Burned out employees declining, but numbers remain high

Survey respondents tell businesses how they can address the problem

Burned out employees declining, but numbers remain high

Despite figures being on a downward trend, nearly half of employees across the United States say they’re still suffering from burnout, according to a new report. Findings from Eagle Hill Consulting's survey revealed that 46% are “burning out” in their current roles, with younger workers (51%) and women (48%) reporting higher levels of tension. 

The latest data indicates a slight drop from the 49% recorded in August 2022, and much lower than the 58% reported in August 2020, according to the report.

Still, that’s no reason for employers to become complacent in addressing employee burnout, according to Melissa Jezior, president and chief executive officer of Eagle Hill Consulting.

"Nearly half of the workforce reports burnout, and that is far too high for organizations that seek optimal performance and retention of their top talent," Jezior said in a media release.

Jezior warned that tired and stressed employees could end up looking for another job, data backed up by the study which found that 30% are planning to switch employers in the next 12 months.

Top causes of burnout

When asked what their reasons are for being burned out, the respondents cited the following factors:

  • Workload (53%)
  • Staff shortages (44%)
  • Juggling personal and professional lives (41%)
  • Lack of communication and support (39%)
  • Time pressure (38%)

Employers should also recognise that recent layoff announcements could "trigger an uptick in burnout," according to Jezior.

"We know that staffing shortages have been a major source of worker burnout.
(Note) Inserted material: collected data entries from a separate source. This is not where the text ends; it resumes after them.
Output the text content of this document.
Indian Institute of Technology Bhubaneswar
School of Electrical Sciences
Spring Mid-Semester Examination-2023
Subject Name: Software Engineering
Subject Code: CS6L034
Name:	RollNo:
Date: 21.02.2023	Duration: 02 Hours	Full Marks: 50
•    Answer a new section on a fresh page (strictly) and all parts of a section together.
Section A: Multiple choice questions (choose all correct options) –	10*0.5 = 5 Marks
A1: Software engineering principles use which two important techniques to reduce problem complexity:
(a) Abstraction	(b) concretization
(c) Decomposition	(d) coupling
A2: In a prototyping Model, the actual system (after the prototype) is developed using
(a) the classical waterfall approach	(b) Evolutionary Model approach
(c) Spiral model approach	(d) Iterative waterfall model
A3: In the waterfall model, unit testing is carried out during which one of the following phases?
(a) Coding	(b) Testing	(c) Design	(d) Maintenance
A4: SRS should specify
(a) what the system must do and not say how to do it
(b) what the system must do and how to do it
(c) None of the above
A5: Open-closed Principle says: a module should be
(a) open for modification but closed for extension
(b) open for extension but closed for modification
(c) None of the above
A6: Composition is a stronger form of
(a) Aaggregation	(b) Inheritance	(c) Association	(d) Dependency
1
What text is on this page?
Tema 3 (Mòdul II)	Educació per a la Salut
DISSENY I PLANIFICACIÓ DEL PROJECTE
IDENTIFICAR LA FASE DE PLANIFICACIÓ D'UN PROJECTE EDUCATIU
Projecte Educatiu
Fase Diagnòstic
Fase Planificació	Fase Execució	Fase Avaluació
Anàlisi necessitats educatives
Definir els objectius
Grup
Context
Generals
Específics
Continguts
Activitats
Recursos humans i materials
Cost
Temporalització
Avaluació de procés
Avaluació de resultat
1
In fact, we asked employees how staff shortages impact their workload, and 83% of workers said it's covering the workload for un-filled positions," she said.
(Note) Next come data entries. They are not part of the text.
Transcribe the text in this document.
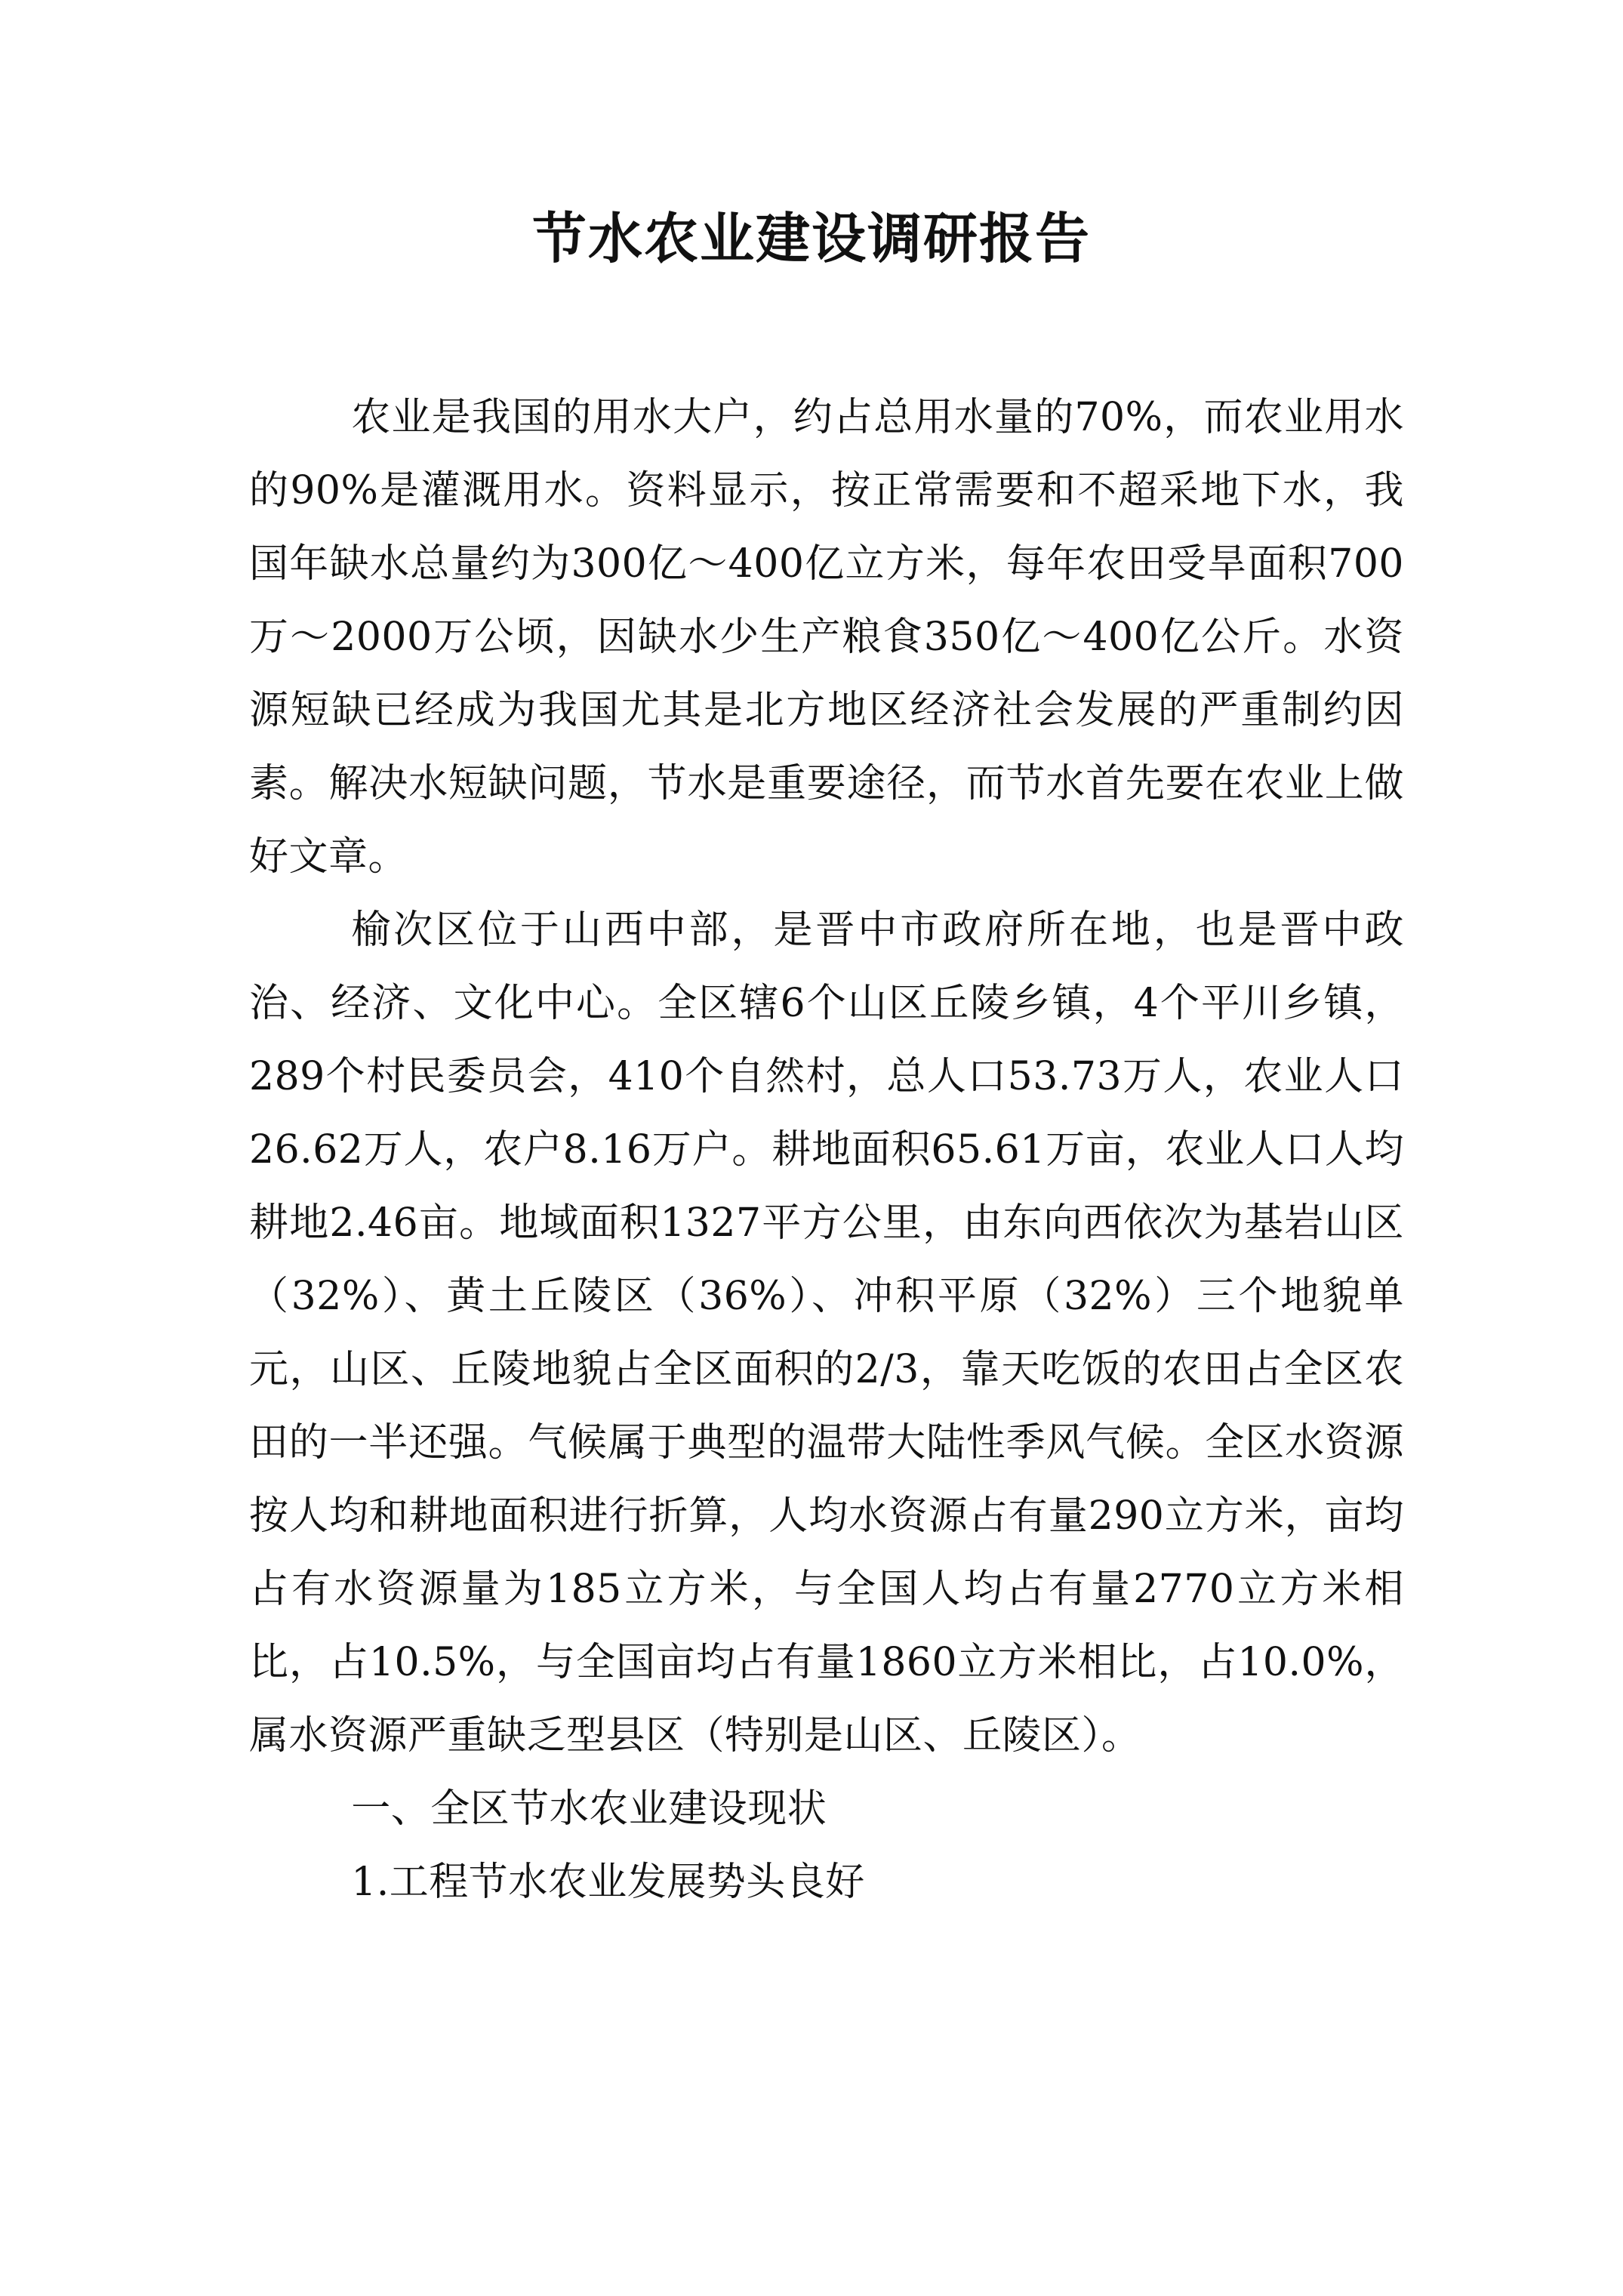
节水农业建设调研报告

农业是我国的用水大户，约占总用水量的70%，而农业用水的90%是灌溉用水。资料显示，按正常需要和不超采地下水，我国年缺水总量约为300亿～400亿立方米，每年农田受旱面积700万～2000万公顷，因缺水少生产粮食350亿～400亿公斤。水资源短缺已经成为我国尤其是北方地区经济社会发展的严重制约因素。解决水短缺问题，节水是重要途径，而节水首先要在农业上做好文章。

榆次区位于山西中部，是晋中市政府所在地，也是晋中政治、经济、文化中心。全区辖6个山区丘陵乡镇，4个平川乡镇，289个村民委员会，410个自然村，总人口53.73万人，农业人口26.62万人，农户8.16万户。耕地面积65.61万亩，农业人口人均耕地2.46亩。地域面积1327平方公里，由东向西依次为基岩山区（32%）、黄土丘陵区（36%）、冲积平原（32%）三个地貌单元，山区、丘陵地貌占全区面积的2/3，靠天吃饭的农田占全区农田的一半还强。气候属于典型的温带大陆性季风气候。全区水资源按人均和耕地面积进行折算，人均水资源占有量290立方米，亩均占有水资源量为185立方米，与全国人均占有量2770立方米相比，占10.5%，与全国亩均占有量1860立方米相比，占10.0%，属水资源严重缺乏型县区（特别是山区、丘陵区）。

一、全区节水农业建设现状

1.工程节水农业发展势头良好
Other effects of staff shortages on workloads include helping others learn their jobs (37%), training new hires (39%), and recruiting and interviewing new hires (28%).

What can employers do?

To address the problem of burnout, having more control on time emerged as the common theme among the top answers of the respondents, which included:

  • Four-day work week (71%)
  • Increased flexibility (66%)
  • Decreased workload (65%)
  • Better health and wellness benefits (60%)
  • Working from home (58%)
  • Reduced administrative burdens (55%)
  • More on-site amenities (51%)
  • Ability to relocate or work from multiple locations (41%)

"It's critically important for employers to dig in to understand exactly what is causing burnout among their workers to properly diagnose and address the problem. Our research shows that workers are comfortable talking about burnout, and those conversations are essential," Jezior said.